Editor’s note: Late last year, Hannah won the 2019 Young Urban Inspirational Women’s Award “established to recognise women and young women who best exemplify Rotary’s motto of Service Above Self (ie the community service the individual performs above and beyond their normal role”. In February this year, Hannah won the 2020 NSW Young Woman of the Year. We are so proud of Hannah and the work she has done to promote helping young women and STEM. Watch this inspiring interview with Hannah following the announcement of her 2020 award.

Now that I’m working in education I still try and stay on top of software engineering best practices and keep my programming skills sharp. As far as hobbies go, I’m a big reader… if you ever see me on public transport to and from work, I’ll have my nose in a book. I still swim too! I completed the Laps for Life challenge in March, and in the summer months I love doing ocean swims like the North Bondi Classic and the Cole Classic.
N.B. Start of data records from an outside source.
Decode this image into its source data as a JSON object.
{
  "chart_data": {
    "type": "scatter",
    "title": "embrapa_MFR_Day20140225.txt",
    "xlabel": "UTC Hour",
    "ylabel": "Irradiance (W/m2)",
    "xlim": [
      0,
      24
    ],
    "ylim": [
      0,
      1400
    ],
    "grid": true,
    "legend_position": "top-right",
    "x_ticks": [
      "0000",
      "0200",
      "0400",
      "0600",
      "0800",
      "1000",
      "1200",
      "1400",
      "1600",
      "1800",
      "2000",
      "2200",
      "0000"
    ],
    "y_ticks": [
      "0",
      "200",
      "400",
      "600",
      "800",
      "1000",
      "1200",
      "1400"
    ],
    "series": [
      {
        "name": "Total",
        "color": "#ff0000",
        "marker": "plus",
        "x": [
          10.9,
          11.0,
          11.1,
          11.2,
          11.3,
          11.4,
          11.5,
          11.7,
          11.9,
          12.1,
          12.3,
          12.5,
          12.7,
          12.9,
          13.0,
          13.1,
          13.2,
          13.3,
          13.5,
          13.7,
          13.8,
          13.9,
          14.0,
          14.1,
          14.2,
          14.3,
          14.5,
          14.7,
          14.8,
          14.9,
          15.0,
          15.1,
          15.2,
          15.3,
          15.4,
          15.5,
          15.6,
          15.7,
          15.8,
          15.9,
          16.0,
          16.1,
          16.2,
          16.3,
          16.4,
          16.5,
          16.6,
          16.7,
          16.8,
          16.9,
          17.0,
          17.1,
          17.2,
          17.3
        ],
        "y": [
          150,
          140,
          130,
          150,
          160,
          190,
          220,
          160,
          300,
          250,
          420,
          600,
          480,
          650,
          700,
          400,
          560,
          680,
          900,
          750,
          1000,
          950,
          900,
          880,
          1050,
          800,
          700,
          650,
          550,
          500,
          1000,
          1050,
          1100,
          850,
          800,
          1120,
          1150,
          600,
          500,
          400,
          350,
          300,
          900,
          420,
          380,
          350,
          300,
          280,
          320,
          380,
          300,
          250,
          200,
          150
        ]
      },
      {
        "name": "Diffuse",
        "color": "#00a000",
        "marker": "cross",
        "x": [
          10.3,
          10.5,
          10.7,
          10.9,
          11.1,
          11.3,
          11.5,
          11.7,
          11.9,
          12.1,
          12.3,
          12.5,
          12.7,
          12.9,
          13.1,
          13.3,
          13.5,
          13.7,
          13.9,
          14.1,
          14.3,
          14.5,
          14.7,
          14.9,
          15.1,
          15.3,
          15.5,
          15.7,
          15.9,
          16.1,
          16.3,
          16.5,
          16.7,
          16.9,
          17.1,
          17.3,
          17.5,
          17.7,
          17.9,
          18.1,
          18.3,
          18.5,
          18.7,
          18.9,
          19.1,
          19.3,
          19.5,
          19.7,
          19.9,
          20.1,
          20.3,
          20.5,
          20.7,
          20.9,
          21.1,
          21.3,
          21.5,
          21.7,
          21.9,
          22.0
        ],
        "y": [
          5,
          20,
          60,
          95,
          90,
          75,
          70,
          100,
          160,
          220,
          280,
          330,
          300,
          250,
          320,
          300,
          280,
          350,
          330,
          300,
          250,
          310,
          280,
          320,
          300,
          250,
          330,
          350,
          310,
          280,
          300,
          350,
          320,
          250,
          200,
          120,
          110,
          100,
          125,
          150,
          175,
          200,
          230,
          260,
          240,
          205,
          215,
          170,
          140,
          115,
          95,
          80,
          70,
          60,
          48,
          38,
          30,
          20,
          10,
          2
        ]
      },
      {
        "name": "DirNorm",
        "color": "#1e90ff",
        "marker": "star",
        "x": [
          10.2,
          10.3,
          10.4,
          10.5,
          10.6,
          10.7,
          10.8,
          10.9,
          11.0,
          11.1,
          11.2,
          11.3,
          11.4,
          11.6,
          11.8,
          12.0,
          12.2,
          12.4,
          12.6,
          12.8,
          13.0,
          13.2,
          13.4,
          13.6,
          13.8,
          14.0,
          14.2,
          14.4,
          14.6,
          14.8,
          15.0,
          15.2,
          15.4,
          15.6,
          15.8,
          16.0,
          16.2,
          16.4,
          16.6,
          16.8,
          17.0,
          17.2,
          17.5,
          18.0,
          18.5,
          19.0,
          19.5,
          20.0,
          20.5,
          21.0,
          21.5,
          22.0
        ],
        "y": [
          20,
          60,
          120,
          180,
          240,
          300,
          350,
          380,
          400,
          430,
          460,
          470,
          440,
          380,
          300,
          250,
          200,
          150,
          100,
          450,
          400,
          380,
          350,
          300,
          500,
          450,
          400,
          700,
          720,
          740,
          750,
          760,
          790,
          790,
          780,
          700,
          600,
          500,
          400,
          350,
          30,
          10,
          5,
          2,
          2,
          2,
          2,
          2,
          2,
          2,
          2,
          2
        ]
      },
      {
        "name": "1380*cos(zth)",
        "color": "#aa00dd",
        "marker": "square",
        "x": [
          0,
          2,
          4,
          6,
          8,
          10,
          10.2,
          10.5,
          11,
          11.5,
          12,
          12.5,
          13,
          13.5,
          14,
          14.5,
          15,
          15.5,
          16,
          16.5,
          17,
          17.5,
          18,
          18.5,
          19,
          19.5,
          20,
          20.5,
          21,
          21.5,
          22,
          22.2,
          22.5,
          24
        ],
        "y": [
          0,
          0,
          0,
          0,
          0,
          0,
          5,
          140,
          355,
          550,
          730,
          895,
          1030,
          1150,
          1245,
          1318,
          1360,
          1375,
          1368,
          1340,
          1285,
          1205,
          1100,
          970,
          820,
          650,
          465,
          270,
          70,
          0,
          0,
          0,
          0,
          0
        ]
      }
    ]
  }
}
I took on my new role at the beginning of March in the tech education space. I had one week in the office before we were all asked to work from home! It’s been an interesting time to be involved in the big upheaval of the education system which has been underway since schools closed as a consequence of COVID-19. I’ve been teaching via online video calls instead of in person and creating content that is fit for online teaching — hard to do when you’re trying to teach soldering, circuitry, and 3D printing. Luckily, I am used to working from home as Software Engineering is a fairly flexible industry, so the change has been less challenging for me than it has been for others.